I was recently asked the following estate planning question by a nice couple who had moved to Alabama.  I thought the question and the answer would be beneficial to my blog readers.  In this case, the information could prove helpful whether your estate plan is for Alabama or not.

Question: My son is 100 percent disabled and is currently receiving benefits for Social Security disability and Medicare. We want to leave our assets to him after our deaths. We want the funds to be administered by our daughter, whom we hope to have as his caretaker after our passing. Is there a way we can go about this so that the proceeds from our estate will not interfere with his income from disability and his Medicare benefits? We also would like for our daughter not to be required to pay income taxes on money that will go to our son.

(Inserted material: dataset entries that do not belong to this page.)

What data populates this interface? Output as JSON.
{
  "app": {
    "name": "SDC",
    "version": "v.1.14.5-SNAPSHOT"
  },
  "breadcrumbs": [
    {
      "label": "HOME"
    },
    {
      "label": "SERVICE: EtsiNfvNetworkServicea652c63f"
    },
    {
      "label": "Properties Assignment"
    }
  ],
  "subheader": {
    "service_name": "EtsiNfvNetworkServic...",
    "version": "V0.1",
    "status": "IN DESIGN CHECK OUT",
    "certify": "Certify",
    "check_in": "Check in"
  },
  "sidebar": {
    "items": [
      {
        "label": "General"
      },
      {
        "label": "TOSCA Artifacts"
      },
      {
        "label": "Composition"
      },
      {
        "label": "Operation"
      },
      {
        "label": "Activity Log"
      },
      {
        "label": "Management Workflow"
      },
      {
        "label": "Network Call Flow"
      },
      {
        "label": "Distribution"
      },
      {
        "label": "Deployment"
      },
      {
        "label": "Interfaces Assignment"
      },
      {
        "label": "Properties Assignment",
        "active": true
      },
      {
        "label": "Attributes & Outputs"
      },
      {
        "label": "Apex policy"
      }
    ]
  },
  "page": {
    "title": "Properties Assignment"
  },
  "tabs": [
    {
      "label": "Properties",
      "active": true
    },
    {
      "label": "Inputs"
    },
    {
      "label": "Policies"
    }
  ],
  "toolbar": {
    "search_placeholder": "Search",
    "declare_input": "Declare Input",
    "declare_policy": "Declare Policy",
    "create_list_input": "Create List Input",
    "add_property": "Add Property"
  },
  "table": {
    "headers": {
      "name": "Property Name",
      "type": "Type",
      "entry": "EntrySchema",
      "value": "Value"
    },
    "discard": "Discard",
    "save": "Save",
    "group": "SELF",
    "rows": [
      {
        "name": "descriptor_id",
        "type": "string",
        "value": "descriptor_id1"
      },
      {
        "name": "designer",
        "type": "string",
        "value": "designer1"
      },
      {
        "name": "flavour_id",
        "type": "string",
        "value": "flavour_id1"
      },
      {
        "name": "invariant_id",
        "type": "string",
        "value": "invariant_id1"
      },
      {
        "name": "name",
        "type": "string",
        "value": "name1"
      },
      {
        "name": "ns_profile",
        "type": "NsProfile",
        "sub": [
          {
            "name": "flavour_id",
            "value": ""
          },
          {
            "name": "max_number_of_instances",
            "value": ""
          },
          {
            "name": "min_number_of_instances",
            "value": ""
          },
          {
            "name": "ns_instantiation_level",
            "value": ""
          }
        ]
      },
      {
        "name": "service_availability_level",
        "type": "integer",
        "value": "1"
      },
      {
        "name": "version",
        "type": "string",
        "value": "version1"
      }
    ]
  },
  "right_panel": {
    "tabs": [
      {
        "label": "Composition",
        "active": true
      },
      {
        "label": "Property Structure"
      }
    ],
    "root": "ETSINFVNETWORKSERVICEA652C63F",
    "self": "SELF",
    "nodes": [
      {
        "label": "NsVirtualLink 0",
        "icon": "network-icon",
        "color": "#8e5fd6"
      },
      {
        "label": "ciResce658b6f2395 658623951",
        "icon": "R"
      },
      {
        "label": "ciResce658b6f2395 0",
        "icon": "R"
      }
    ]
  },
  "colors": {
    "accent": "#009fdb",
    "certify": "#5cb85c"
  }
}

Answer: Before doing anything about your assets, will, trusts, etc., you should seek the services of a competent estate planning attorney. It very well could be that if the money is left to your son, his benefits may be endangered. That would be tragic. There are ways to plan for this, perhaps through a Special Needs Trust.

However, you mention that you “hope” for your daughter to become his caretaker. Have you discussed the matter with her? These are all things that need to be taken into consideration. The actions you take will have some bearing on whether or not taxes will be paid. Again, this is a clear case for a competent estate planning attorney, who you should have a consultation with before making any definite decisions.